Тут ведь тоже, как в обезьяньей стае, — понижение статуса сразу отражается на внешнем виде. И вчерашняя королевишна сегодня бродит по стойбищу с поджатым хвостом и угодливо скрюченной спиной. Не, как-то грустно на это все смотреть.
— Эй, Ласта, ты чего руку не приходишь лечить, самому к тебе ходить приходится? — спросил я ее делано строгим голосом, изображая этакого доктора Айболита. И пожалел об этом: она вся сразу сжалась, будто я ее пнул, а глаза еще более затравленными стали. Все-таки в этом мире стать калекой — это конец. В лучшем случае хватит сил самому сдохнуть, а в худшем — будешь влачить свои дни, доедая объедки за другими и получая пинки. — Ну-ка, садись рядом, я смотреть ее буду, — резко сменил я тон на ласковый и заботливый. — Не болит?

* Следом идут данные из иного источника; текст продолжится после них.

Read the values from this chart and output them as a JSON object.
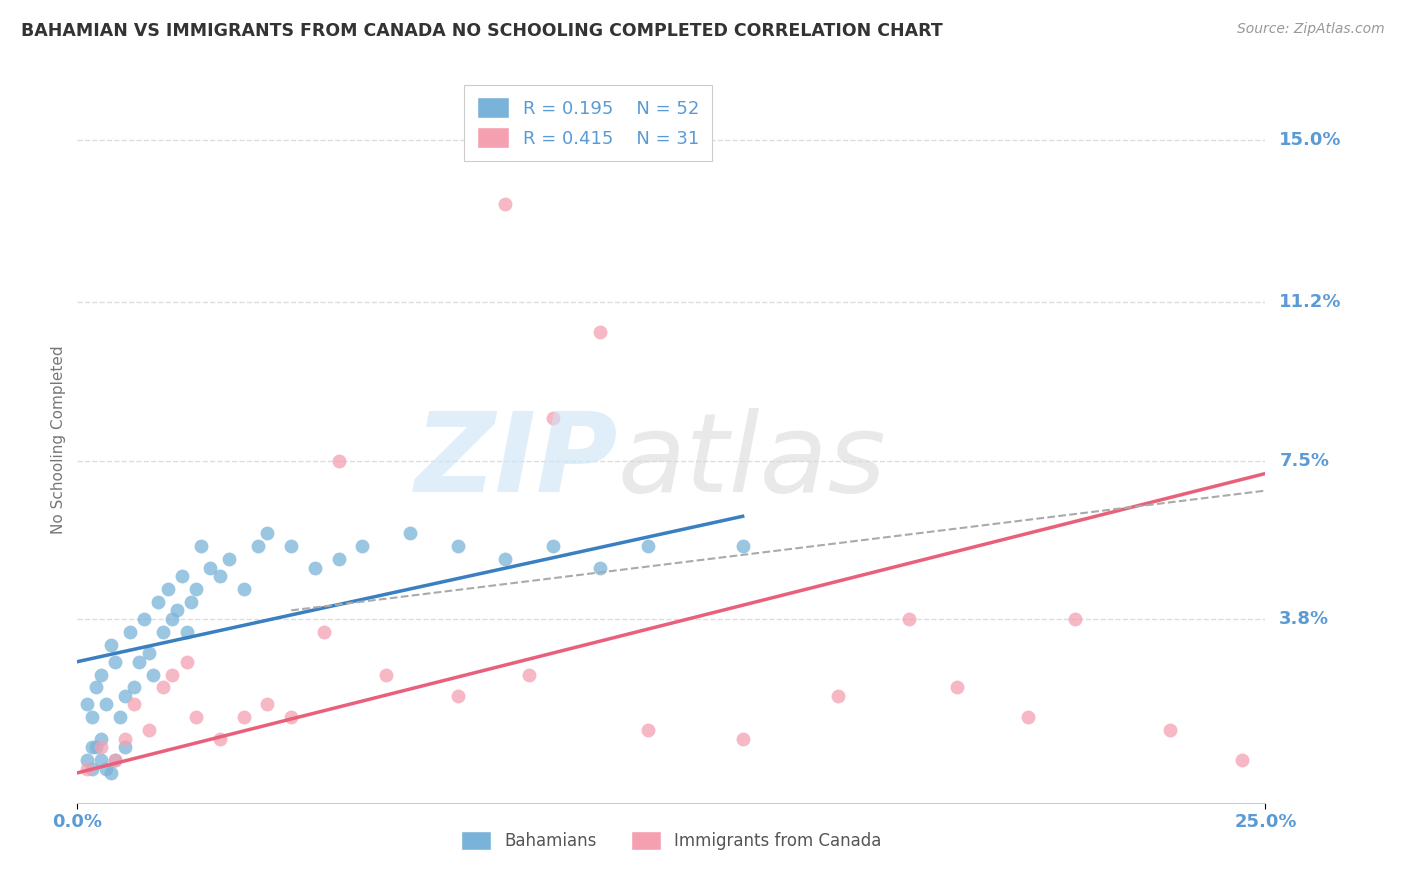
{
  "title": "BAHAMIAN VS IMMIGRANTS FROM CANADA NO SCHOOLING COMPLETED CORRELATION CHART",
  "source": "Source: ZipAtlas.com",
  "ylabel": "No Schooling Completed",
  "xlim": [
    0.0,
    25.0
  ],
  "ylim": [
    -0.5,
    16.5
  ],
  "y_ticks": [
    0.0,
    3.8,
    7.5,
    11.2,
    15.0
  ],
  "y_tick_labels": [
    "",
    "3.8%",
    "7.5%",
    "11.2%",
    "15.0%"
  ],
  "background_color": "#ffffff",
  "grid_color": "#dddddd",
  "blue_color": "#7ab3d9",
  "pink_color": "#f4a0b0",
  "blue_line_color": "#3a7fc1",
  "pink_line_color": "#e8607a",
  "dashed_line_color": "#aaaaaa",
  "title_color": "#333333",
  "source_color": "#999999",
  "axis_label_color": "#5b9bd5",
  "ylabel_color": "#777777",
  "blue_scatter_x": [
    0.2,
    0.3,
    0.3,
    0.4,
    0.5,
    0.5,
    0.6,
    0.7,
    0.8,
    0.9,
    1.0,
    1.1,
    1.2,
    1.3,
    1.4,
    1.5,
    1.6,
    1.7,
    1.8,
    1.9,
    2.0,
    2.1,
    2.2,
    2.3,
    2.4,
    2.5,
    2.6,
    2.8,
    3.0,
    3.2,
    3.5,
    3.8,
    4.0,
    4.5,
    5.0,
    5.5,
    6.0,
    7.0,
    8.0,
    9.0,
    10.0,
    11.0,
    12.0,
    14.0,
    0.2,
    0.3,
    0.4,
    0.5,
    0.6,
    0.7,
    0.8,
    1.0
  ],
  "blue_scatter_y": [
    1.8,
    1.5,
    0.8,
    2.2,
    1.0,
    2.5,
    1.8,
    3.2,
    2.8,
    1.5,
    2.0,
    3.5,
    2.2,
    2.8,
    3.8,
    3.0,
    2.5,
    4.2,
    3.5,
    4.5,
    3.8,
    4.0,
    4.8,
    3.5,
    4.2,
    4.5,
    5.5,
    5.0,
    4.8,
    5.2,
    4.5,
    5.5,
    5.8,
    5.5,
    5.0,
    5.2,
    5.5,
    5.8,
    5.5,
    5.2,
    5.5,
    5.0,
    5.5,
    5.5,
    0.5,
    0.3,
    0.8,
    0.5,
    0.3,
    0.2,
    0.5,
    0.8
  ],
  "pink_scatter_x": [
    0.2,
    0.5,
    0.8,
    1.0,
    1.2,
    1.5,
    1.8,
    2.0,
    2.3,
    2.5,
    3.0,
    3.5,
    4.0,
    4.5,
    5.2,
    5.5,
    6.5,
    8.0,
    9.0,
    10.0,
    11.0,
    12.0,
    14.0,
    16.0,
    17.5,
    18.5,
    20.0,
    21.0,
    23.0,
    24.5,
    9.5
  ],
  "pink_scatter_y": [
    0.3,
    0.8,
    0.5,
    1.0,
    1.8,
    1.2,
    2.2,
    2.5,
    2.8,
    1.5,
    1.0,
    1.5,
    1.8,
    1.5,
    3.5,
    7.5,
    2.5,
    2.0,
    13.5,
    8.5,
    10.5,
    1.2,
    1.0,
    2.0,
    3.8,
    2.2,
    1.5,
    3.8,
    1.2,
    0.5,
    2.5
  ],
  "blue_trendline_x": [
    0.0,
    14.0
  ],
  "blue_trendline_y": [
    2.8,
    6.2
  ],
  "pink_trendline_x": [
    0.0,
    25.0
  ],
  "pink_trendline_y": [
    0.2,
    7.2
  ],
  "dashed_trendline_x": [
    4.5,
    25.0
  ],
  "dashed_trendline_y": [
    4.0,
    6.8
  ],
  "legend_top_entries": [
    {
      "label": "R = 0.195    N = 52",
      "color": "#7ab3d9"
    },
    {
      "label": "R = 0.415    N = 31",
      "color": "#f4a0b0"
    }
  ],
  "legend_bottom_entries": [
    {
      "label": "Bahamians",
      "color": "#7ab3d9"
    },
    {
      "label": "Immigrants from Canada",
      "color": "#f4a0b0"
    }
  ]
}
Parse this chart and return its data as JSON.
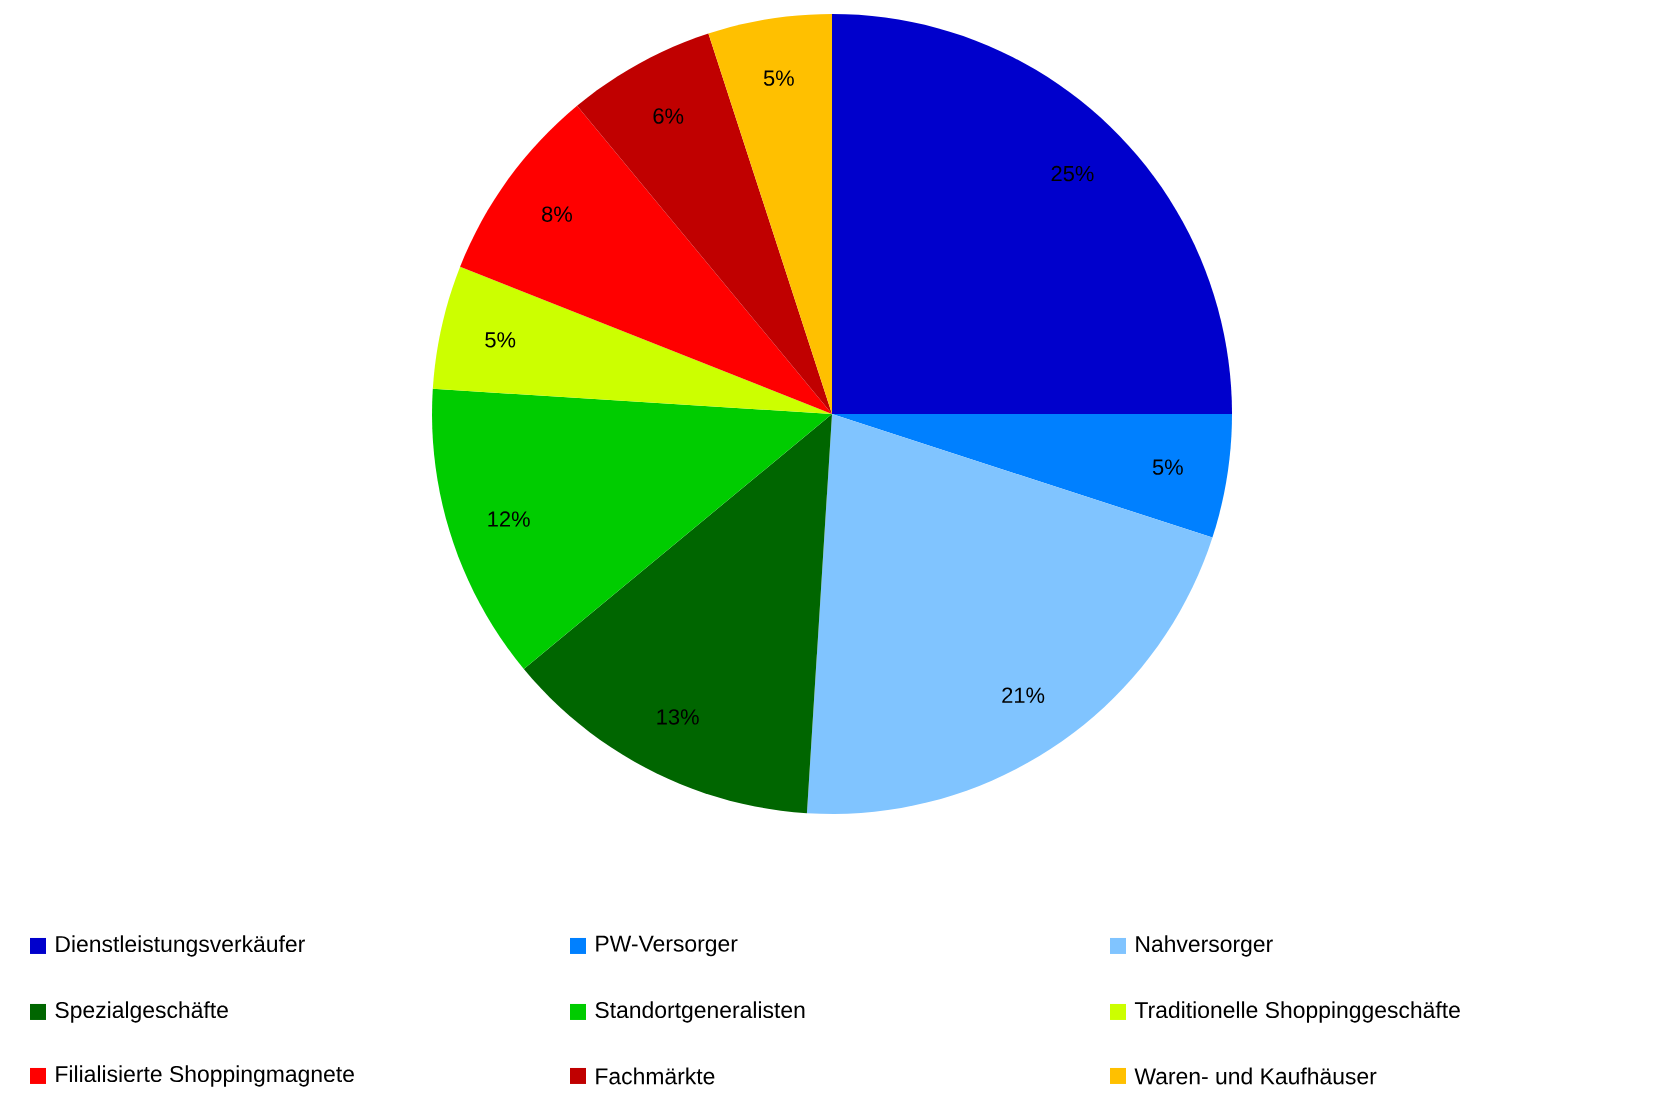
{
  "chart_data": {
    "type": "pie",
    "categories": [
      "Dienstleistungsverkäufer",
      "PW-Versorger",
      "Nahversorger",
      "Spezialgeschäfte",
      "Standortgeneralisten",
      "Traditionelle Shoppinggeschäfte",
      "Filialisierte Shoppingmagnete",
      "Fachmärkte",
      "Waren- und Kaufhäuser"
    ],
    "values": [
      25,
      5,
      21,
      13,
      12,
      5,
      8,
      6,
      5
    ],
    "value_labels": [
      "25%",
      "5%",
      "21%",
      "13%",
      "12%",
      "5%",
      "8%",
      "6%",
      "5%"
    ],
    "colors": [
      "#0000cc",
      "#0080ff",
      "#80c4ff",
      "#006600",
      "#00cc00",
      "#ccff00",
      "#ff0000",
      "#c00000",
      "#ffc000"
    ],
    "legend": "bottom"
  }
}
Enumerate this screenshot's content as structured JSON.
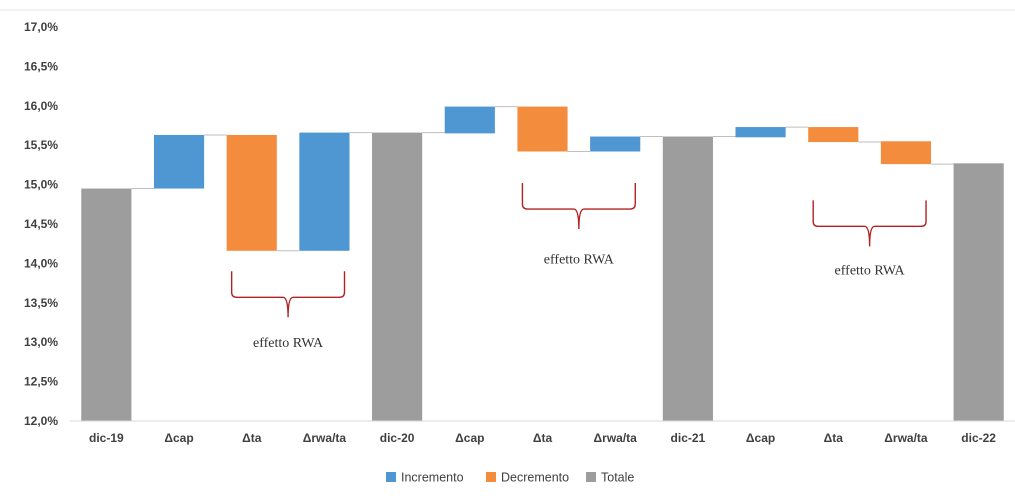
{
  "chart_data": {
    "type": "bar",
    "subtype": "waterfall",
    "title": "",
    "xlabel": "",
    "ylabel": "",
    "ylim": [
      12.0,
      17.0
    ],
    "ytick_step": 0.5,
    "y_tick_labels": [
      "12,0%",
      "12,5%",
      "13,0%",
      "13,5%",
      "14,0%",
      "14,5%",
      "15,0%",
      "15,5%",
      "16,0%",
      "16,5%",
      "17,0%"
    ],
    "grid": false,
    "legend_position": "bottom",
    "categories": [
      "dic-19",
      "Δcap",
      "Δta",
      "Δrwa/ta",
      "dic-20",
      "Δcap",
      "Δta",
      "Δrwa/ta",
      "dic-21",
      "Δcap",
      "Δta",
      "Δrwa/ta",
      "dic-22"
    ],
    "bars": [
      {
        "kind": "total",
        "start": 12.0,
        "end": 14.95
      },
      {
        "kind": "increase",
        "start": 14.95,
        "end": 15.63
      },
      {
        "kind": "decrease",
        "start": 15.63,
        "end": 14.16
      },
      {
        "kind": "increase",
        "start": 14.16,
        "end": 15.66
      },
      {
        "kind": "total",
        "start": 12.0,
        "end": 15.66
      },
      {
        "kind": "increase",
        "start": 15.65,
        "end": 15.99
      },
      {
        "kind": "decrease",
        "start": 15.99,
        "end": 15.42
      },
      {
        "kind": "increase",
        "start": 15.42,
        "end": 15.61
      },
      {
        "kind": "total",
        "start": 12.0,
        "end": 15.61
      },
      {
        "kind": "increase",
        "start": 15.6,
        "end": 15.73
      },
      {
        "kind": "decrease",
        "start": 15.73,
        "end": 15.54
      },
      {
        "kind": "decrease",
        "start": 15.55,
        "end": 15.26
      },
      {
        "kind": "total",
        "start": 12.0,
        "end": 15.27
      }
    ],
    "series": [
      {
        "name": "Incremento",
        "color": "#4f97d3"
      },
      {
        "name": "Decremento",
        "color": "#f48c3e"
      },
      {
        "name": "Totale",
        "color": "#9d9d9d"
      }
    ],
    "annotations": [
      {
        "text": "effetto RWA",
        "from_category": 2,
        "to_category": 3,
        "brace_y": 13.9,
        "label_y": 13.0
      },
      {
        "text": "effetto RWA",
        "from_category": 6,
        "to_category": 7,
        "brace_y": 15.02,
        "label_y": 14.06
      },
      {
        "text": "effetto RWA",
        "from_category": 10,
        "to_category": 11,
        "brace_y": 14.8,
        "label_y": 13.92
      }
    ],
    "colors": {
      "axis": "#d9d9d9",
      "connector": "#bfbfbf",
      "brace": "#b22222"
    }
  }
}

— Не-е-е, — она аж головой замотала. — Хорошо все, зажило уже. — А в глазах тоска и безнадега.
Рана и правда уже затянулась. Вообще, местные либо выздоравливают очень быстро, либо быстро ласты склеивают. Потому как генетический отбор тут почище, чем у породистых лошадей или редкопородных собак у Нас.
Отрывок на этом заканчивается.